Your name sounds like a battle cry in my heart, reverberating across my synapses and pounding in my head - fierce and loud. Inside this sheath that I have built you, your edges are sharp. I worry about how to keep you there. But oh, really, who am I kidding? You are no one. I lost the soft parts of you months ago. The parts that held my hand and called me “baby” are nothing but pieces of my history now, like something you read about in a textbook late at night when the lines start blurring together and facts become impressions which become ideas which become blurs.
With everything ahead of us, we left everything behind. We turned, looked each other in the eyes, and spat. There were so many words, so much profaning of the beautiful, so many raw parts of my soul. And who are we now? Not the same girls who walked the streets of San Francisco until we knew them better than we knew ourselves, but less than we knew each other. Not the ones who befriended vegetable sellers and slept together on beaches wrapped around each other under a sky that stretched forever. Not the ones who went on sushi dates and shared the same passions for food, exotic music, and adventure. We called ourselves puzzle pieces, best friends, lovers.
But as the days became colder and the nights longer, everything began to unravel. I lost you as much as you lost me, and with it went a part of me that I don’t know how to find again. I search and search and only find more questions within myself. I worry about that lost piece, because it’s bigger than you and me. No, things dissolve and all joy comes with an expiration date. I've come to accept the loss of us. I just don’t know what to do with the pieces of me that are still fighting with the remnants of you.

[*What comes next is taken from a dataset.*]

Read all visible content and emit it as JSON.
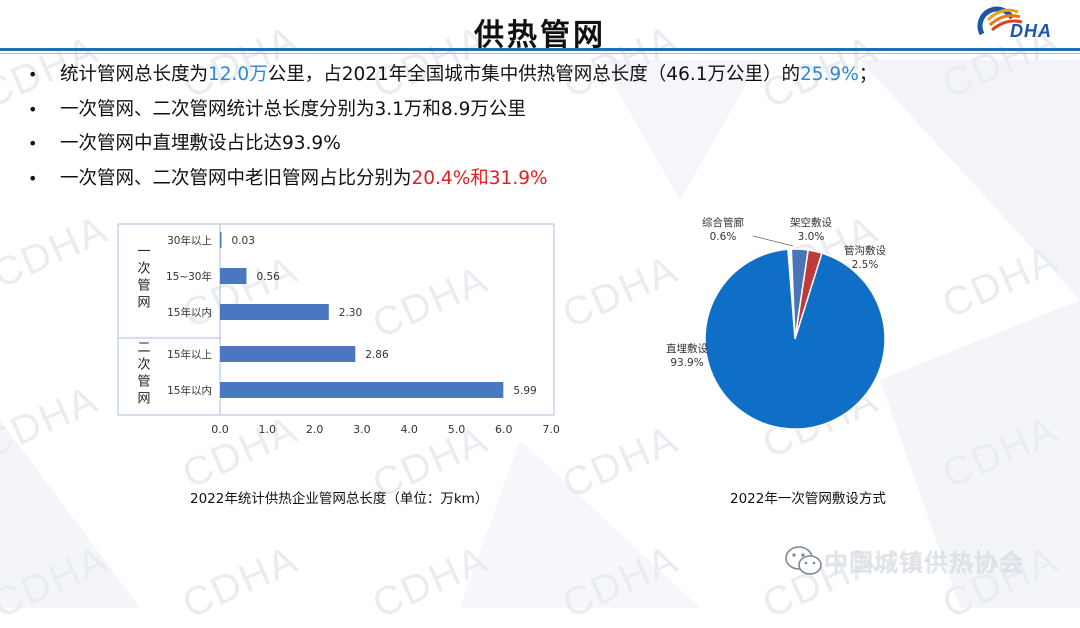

And really, really this is so much more. It involves others because it involves how I can relate to them - so many faces and so much potential. I have messed up more things than I care to admit. I wish that I could look her in the eye and say that I am afraid, that I can’t make myself vulnerable again. But I can’t. Even to admit to fear is somehow terrifying. Because I know, know that I am over you but somehow cannot move with the kind of loose-limbed freedom that I once could. I cannot lose my fear enough to throw myself into something and make it work.
And so here I am, moving from existence to existence. I am every color - a different thing and a different face to every person. I am the best and the worst chameleon because I have so many layers that it is hard to tell when my soul is laid bare. And then there is the crux of it all. The truth at the center is that sometimes my heart tries to escape you. It beats twice as fast. Twice as fast as sin and always too fast for redemption.
People in love always talk about their hearts racing. It’s another thing that I don't quite understand because I can't help but think that the real question is quite different. What’s done is done. But now, who will make my heart slow down? Who can conquer time and erase the past and future so that there is only the present and a heart that doesn't need to race, only to beat strong and slow? Such questions have no real answers because perhaps the hunt is its own answer even more so than the treasure at the end of it. Its as much a search for self as a loss thereof. But then isn't that just another imponderable and another color in the print?
I don’t know. I think that when I lost you, I lost my innocence.